This portrait of one of John Steinbeck's closest friends
illuminates the life and work of a figure central to the
development of scientific and literary thought in the 20th
century.
Marine biologist Edward F. Ricketts is perhaps best known as the
inspiration for John Steinbeck's most empathic literary characters
Doc in "Cannery Row," Slim in "Of Mice and Men," Jim Casy in "The
Grapes of Wrath," and Lee in "East of Eden." The correspondence of
this accomplished scientist, writer, and philosopher reveals the
influential exchange of ideas he shared with such prominent
thinkers and artists as Henry Miller, Joseph Campbell, Ellwood
Graham, and James Fitzgerald, in addition to Steinbeck, all of whom
were drawn to Ricketts's Monterey Bay laboratory, a haven of
intellectual discourse and Bohemian culture in the 1930s and
1940s.
The 125 previously unpublished letters of this collection,
housed at the Stanford University Library, document the broad range
of Ricketts's interests and accomplishments during the last 12 and
most productive years of his life. His handbook on Pacific marine
life, "Between Pacific Tides," is still in print, now in its fifth
edition. The biologist's devotion to ecological conservation and
his evolving philosophy of science as a cross-disciplinary,
holistic pursuit led to the publication of "The Sea of Cortez."
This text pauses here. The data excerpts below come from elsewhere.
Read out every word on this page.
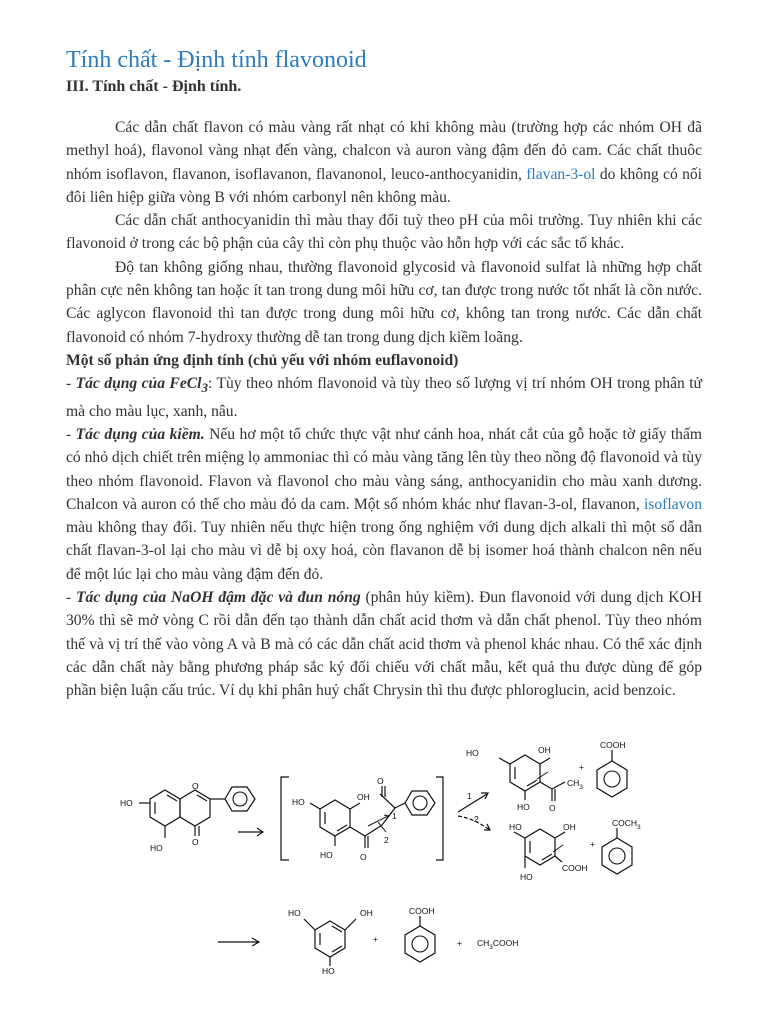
Tính chất - Định tính flavonoid
III. Tính chất - Định tính.

Các dẫn chất flavon có màu vàng rất nhạt có khi không màu (trường hợp các nhóm OH đã methyl hoá), flavonol vàng nhạt đến vàng, chalcon và auron vàng đậm đến đỏ cam. Các chất thuôc nhóm isoflavon, flavanon, isoflavanon, flavanonol, leuco-anthocyanidin, flavan-3-ol do không có nối đôi liên hiệp giữa vòng B với nhóm carbonyl nên không màu.

Các dẫn chất anthocyanidin thì màu thay đổi tuỳ theo pH của môi trường. Tuy nhiên khi các flavonoid ở trong các bộ phận của cây thì còn phụ thuộc vào hỗn hợp với các sắc tố khác.

Độ tan không giống nhau, thường flavonoid glycosid và flavonoid sulfat là những hợp chất phân cực nên không tan hoặc ít tan trong dung môi hữu cơ, tan được trong nước tốt nhất là cồn nước. Các aglycon flavonoid thì tan được trong dung môi hữu cơ, không tan trong nước. Các dẫn chất flavonoid có nhóm 7-hydroxy thường dễ tan trong dung dịch kiềm loãng.

Một số phản ứng định tính (chủ yếu với nhóm euflavonoid)

- Tác dụng của FeCl$_3$: Tùy theo nhóm flavonoid và tùy theo số lượng vị trí nhóm OH trong phân tử mà cho màu lục, xanh, nâu.

- Tác dụng của kiềm. Nếu hơ một tổ chức thực vật như cánh hoa, nhát cắt của gỗ hoặc tờ giấy thấm có nhỏ dịch chiết trên miệng lọ ammoniac thì có màu vàng tăng lên tùy theo nồng độ flavonoid và tùy theo nhóm flavonoid. Flavon và flavonol cho màu vàng sáng, anthocyanidin cho màu xanh dương. Chalcon và auron có thể cho màu đỏ da cam. Một số nhóm khác như flavan-3-ol, flavanon, isoflavon màu không thay đổi. Tuy nhiên nếu thực hiện trong ống nghiệm với dung dịch alkali thì một số dẫn chất flavan-3-ol lại cho màu vì dễ bị oxy hoá, còn flavanon dễ bị isomer hoá thành chalcon nên nếu để một lúc lại cho màu vàng đậm đến đỏ.

- Tác dụng của NaOH đậm đặc và đun nóng (phân hủy kiềm). Đun flavonoid với dung dịch KOH 30% thì sẽ mở vòng C rồi dẫn đến tạo thành dẫn chất acid thơm và dẫn chất phenol. Tùy theo nhóm thế và vị trí thế vào vòng A và B mà có các dẫn chất acid thơm và phenol khác nhau. Có thể xác định các dẫn chất này bằng phương pháp sắc ký đối chiếu với chất mẫu, kết quả thu được dùng để góp phần biện luận cấu trúc. Ví dụ khi phân huỷ chất Chrysin thì thu được phloroglucin, acid benzoic.

HO
HO
O
O
HO	OH
HO	O
O
1
2
1
2
HO	OH
HO O
$CH_3$
+
COOH
HO	OH
HO
COOH
+
$COCH_3$
HO	OH
HO
+
COOH
+ $CH_3COOH$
Many of Ricketts's letters discuss his studies of the Pacific
littoral and his theories of "phalanx" and transcendence. Epistles
to family members, often tender and humorous, add dimension and
depth to Steinbeck's mythologized depictions of Ricketts. Katharine
A. Rodger has enriched the correspondence with an introductory
biographical essay and a list of works cited.